Hi, a few final touches to the trim on my tank, I'm a Huge Liverpool Football Club Fan, my Tank room is my Den and has numerous pieces of LFC memorabilia, so I thought it was fitting to add some Liverpool touches to my tank. :lol:
My son owns a Company that has a Laser which is able to to cut and etch various materials, so I asked him to cut the Letters out of Plywood which I stained and fixed to the tank, and the club badges were etched on to a material called Traffalite. I think it looks cool!


----------



## Keleborn (Aug 26, 2013)

Great job on personalizing your stand & hood! Love your selection of fish, too! And I always love live plants!


----------



## Tazman (Jan 15, 2012)

Love the customizing of the lettering. It makes the tank stand out.

Keep us posted on it's progress, it looks very good.

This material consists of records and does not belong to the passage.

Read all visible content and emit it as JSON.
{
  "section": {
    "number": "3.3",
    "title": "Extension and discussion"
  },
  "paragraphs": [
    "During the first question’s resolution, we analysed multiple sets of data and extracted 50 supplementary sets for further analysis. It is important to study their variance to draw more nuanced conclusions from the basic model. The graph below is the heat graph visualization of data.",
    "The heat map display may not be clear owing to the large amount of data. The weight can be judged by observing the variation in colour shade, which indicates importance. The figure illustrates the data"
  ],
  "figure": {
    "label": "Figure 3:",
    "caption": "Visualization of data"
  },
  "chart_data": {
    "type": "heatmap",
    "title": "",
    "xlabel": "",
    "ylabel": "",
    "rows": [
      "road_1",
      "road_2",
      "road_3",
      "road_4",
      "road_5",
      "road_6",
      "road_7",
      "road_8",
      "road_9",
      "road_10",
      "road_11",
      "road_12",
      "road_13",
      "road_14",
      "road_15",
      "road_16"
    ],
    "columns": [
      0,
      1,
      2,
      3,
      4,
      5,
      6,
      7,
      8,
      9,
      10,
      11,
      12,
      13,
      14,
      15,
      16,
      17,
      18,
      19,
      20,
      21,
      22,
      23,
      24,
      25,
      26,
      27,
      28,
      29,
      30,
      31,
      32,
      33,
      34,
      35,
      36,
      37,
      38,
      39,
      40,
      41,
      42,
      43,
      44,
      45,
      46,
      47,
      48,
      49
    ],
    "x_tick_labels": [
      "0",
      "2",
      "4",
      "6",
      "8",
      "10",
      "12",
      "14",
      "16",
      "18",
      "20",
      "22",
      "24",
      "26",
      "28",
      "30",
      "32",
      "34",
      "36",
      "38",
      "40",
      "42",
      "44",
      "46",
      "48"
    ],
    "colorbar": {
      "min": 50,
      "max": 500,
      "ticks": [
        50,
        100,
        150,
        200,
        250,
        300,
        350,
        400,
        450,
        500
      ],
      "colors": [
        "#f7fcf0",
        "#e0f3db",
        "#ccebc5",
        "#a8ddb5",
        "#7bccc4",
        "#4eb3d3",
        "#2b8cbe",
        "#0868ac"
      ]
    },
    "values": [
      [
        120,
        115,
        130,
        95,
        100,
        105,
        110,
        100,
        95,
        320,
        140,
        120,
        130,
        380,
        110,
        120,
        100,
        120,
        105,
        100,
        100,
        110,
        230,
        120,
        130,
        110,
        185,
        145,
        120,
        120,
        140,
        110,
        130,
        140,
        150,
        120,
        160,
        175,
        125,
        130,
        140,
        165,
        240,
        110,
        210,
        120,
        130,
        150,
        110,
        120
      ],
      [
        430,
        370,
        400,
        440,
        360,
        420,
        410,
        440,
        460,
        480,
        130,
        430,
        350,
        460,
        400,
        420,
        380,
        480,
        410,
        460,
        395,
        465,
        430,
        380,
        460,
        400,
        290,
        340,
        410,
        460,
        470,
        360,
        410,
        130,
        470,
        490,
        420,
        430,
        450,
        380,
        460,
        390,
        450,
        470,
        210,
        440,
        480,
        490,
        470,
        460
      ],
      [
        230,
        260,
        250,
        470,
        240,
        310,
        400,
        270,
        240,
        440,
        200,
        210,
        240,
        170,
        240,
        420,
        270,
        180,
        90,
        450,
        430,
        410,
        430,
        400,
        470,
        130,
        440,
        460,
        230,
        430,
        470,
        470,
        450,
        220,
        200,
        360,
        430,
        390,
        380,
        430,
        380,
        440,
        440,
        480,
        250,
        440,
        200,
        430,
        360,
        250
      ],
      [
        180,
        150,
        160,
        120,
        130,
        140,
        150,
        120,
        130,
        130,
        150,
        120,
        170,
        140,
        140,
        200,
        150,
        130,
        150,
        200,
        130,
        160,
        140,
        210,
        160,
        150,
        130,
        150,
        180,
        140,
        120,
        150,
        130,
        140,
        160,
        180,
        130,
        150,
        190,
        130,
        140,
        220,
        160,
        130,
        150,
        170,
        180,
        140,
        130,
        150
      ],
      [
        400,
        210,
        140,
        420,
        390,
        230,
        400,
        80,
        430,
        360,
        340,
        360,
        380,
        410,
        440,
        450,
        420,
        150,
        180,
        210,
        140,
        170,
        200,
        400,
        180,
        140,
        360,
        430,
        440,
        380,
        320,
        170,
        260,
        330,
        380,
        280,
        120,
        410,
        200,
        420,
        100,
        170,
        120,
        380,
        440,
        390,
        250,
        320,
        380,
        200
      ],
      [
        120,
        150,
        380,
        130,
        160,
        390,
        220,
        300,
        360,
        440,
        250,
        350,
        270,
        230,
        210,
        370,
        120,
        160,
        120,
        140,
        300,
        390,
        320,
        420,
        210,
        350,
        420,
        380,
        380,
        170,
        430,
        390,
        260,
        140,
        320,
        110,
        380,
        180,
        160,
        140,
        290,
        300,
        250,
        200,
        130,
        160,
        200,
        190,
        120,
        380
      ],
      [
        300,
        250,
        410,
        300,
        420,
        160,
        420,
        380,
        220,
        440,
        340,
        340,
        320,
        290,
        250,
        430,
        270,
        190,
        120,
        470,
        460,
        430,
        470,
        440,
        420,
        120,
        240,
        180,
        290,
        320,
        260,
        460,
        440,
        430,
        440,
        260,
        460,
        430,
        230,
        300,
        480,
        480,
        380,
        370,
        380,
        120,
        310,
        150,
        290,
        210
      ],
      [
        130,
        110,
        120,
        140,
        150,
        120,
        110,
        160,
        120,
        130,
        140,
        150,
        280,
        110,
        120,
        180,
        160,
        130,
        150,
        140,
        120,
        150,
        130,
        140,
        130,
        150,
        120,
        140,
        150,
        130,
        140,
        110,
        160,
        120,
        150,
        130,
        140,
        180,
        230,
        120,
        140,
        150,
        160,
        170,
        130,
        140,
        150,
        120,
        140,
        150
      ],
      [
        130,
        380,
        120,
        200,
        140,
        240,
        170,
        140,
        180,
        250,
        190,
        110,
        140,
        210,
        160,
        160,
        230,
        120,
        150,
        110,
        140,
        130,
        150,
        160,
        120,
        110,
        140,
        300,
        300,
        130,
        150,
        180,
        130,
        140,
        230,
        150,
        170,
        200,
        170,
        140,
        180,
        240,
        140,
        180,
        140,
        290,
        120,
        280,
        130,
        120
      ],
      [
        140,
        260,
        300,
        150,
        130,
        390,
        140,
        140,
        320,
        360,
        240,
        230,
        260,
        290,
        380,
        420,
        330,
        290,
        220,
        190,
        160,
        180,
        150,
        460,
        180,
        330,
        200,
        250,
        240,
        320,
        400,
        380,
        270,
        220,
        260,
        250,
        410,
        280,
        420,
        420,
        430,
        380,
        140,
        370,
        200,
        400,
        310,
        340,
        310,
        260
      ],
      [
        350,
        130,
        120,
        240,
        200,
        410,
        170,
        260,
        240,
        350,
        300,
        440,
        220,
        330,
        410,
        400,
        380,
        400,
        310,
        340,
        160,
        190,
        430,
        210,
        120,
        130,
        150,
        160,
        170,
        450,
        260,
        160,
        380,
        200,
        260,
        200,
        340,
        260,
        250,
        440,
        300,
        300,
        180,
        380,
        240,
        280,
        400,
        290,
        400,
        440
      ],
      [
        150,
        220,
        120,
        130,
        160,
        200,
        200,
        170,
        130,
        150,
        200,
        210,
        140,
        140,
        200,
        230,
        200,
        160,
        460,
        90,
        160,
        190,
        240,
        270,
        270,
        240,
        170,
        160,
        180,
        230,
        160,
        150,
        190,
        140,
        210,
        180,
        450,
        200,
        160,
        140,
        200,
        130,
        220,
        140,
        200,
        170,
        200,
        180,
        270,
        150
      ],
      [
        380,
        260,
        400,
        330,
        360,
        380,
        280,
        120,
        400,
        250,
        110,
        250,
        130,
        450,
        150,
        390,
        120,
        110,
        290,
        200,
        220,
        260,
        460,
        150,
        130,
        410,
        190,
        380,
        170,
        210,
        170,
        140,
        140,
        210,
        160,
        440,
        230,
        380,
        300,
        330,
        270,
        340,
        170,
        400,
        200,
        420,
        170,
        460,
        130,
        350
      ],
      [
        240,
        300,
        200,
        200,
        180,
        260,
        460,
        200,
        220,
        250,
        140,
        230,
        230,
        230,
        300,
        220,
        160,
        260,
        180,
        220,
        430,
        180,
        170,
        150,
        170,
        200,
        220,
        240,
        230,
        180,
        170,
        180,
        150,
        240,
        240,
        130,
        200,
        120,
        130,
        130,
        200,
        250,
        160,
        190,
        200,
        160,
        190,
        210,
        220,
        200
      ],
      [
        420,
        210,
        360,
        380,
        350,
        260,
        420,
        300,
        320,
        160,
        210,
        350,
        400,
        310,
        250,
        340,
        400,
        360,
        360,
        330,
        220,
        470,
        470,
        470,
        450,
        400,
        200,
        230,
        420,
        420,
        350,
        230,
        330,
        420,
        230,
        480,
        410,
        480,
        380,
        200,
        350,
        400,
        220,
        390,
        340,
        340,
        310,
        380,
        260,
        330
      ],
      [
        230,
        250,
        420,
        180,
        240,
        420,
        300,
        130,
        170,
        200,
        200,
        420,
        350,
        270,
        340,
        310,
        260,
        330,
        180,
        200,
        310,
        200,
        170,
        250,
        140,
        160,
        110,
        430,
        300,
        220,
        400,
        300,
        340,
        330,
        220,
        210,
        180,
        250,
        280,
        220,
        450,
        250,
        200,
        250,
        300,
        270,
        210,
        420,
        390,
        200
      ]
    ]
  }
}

Congrats on the workmanship 

Did you name the sides "The Kop" and "Anfield Road, what would really make it stand out is if you could get a custom Bill Shankly Tank ornament made somewhere.


----------



## phiza (Mar 16, 2013)

Tazman said:


> Love the customizing of the lettering. It makes the tank stand out.
> 
> Keep us posted on it's progress, it looks very good.
> 
> ...


Now there's an idea!!!! ;-)


----------